A contemplative monastery is a visible expression of the fact that a state or place of interior silence is really available to all, and that everyone is invited. Such a place possesses a mysterious fascination. People do not come merely to look at the liturgy. They do not come just to sniff incense or pick up religious vibrations in the church. They feel intuitively that a contemplative monastery has something they are looking for. The buildings suggest it; the solitude suggests it; the silence suggests it. A group of people seeking interior silence as a life’s work is a call to others to do something similar in their lives. This call is a significant service in our day; one, however, that is impossible to measure with any kind of tool.

But what are the consequences of responding to this call?

When you reduce the ordinary flow of thoughts and your emotional reactions to them, you enter into a new world of reality. Even on the level of the senses we hear sounds only within a certain frequency or see things at a certain distance. Dogs hear much more than we do. Hawks see much farther than we do. If the range of our senses is limited in these areas, it should be no surprise that there are other levels of awareness that our ordinary sense experiences do not perceive either. This is especially true of the level of spiritual reality, which is the level of the mysteries of the Christian faith. Ordinary hearing does not grasp them. Ordinary seeing does not perceive them. Thus, Jesus repeatedly reminded his listeners, “He that has ears to hear, let him hear” (Matt. 11:15), hinting that we must develop a greater capacity for hearing than the external ear alone. Christian tradition teaches that there are faculties of finer spiritual perception which develop in a climate of interior silence.

The principal means monks use to cultivate interior silence–external silence, a certain measure of solitude, and a non-possessive attitude–can be put into a concentrated form, like a capsule, to be taken daily, or several times a day.

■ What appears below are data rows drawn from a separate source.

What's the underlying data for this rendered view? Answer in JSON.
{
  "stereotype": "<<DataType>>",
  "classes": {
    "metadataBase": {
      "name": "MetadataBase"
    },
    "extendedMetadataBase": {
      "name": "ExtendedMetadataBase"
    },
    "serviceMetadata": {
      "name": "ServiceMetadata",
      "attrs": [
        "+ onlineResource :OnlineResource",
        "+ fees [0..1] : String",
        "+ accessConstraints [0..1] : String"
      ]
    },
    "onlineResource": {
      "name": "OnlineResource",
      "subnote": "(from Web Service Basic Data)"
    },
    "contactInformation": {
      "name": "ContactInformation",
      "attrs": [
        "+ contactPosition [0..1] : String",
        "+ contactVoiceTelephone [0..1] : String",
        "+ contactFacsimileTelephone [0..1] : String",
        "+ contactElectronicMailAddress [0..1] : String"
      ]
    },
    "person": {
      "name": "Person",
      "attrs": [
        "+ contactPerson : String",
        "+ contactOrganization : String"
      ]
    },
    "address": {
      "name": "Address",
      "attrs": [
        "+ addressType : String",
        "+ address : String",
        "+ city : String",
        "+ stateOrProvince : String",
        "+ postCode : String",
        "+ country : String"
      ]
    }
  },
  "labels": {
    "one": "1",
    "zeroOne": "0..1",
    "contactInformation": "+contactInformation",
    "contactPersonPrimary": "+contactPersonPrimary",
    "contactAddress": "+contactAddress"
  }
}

The traditional word for this is contemplative prayer.

Mary of Bethany gives us an example of how we might proceed. In the Gospel of Luke we read that “she seated herself at the Lord’s feet and listened to His teaching” (Luke 10:39). It is clear from the remarks of Jesus in her defense that she was engaged in some special kind of activity of greater value than Martha’s in preparation of his meal. Mary was listening to the Word of God–the divine person–a reality deeper than the human words falling upon her sense of hearing and resounding in her imagination. She was listening with her whole being. Her identity was melting into the presence of the Word of God within her. John, resting in the bosom of Jesus at the Last Supper, prayed in the same way that Mary of Bethany listened. He was not thinking or talking, but resting.

Contemplative prayer allows the hunger and thirst for God to well up. “On the last and great day of the Feast, Jesus stood up in the Temple and cried out with a loud voice: “If any man thirst, let him come to me and drink. Out of his inmost being will flow rivers of living water. This he said of the Holy Spirit who was to be given to those who believe”‘ (John 7:37-38). By these words, we are urgently invited to put aside our preoccupations and come to Christ in the depth of our being. This movement and the experience which results from it are the basis for every genuine form of Christian spirituality.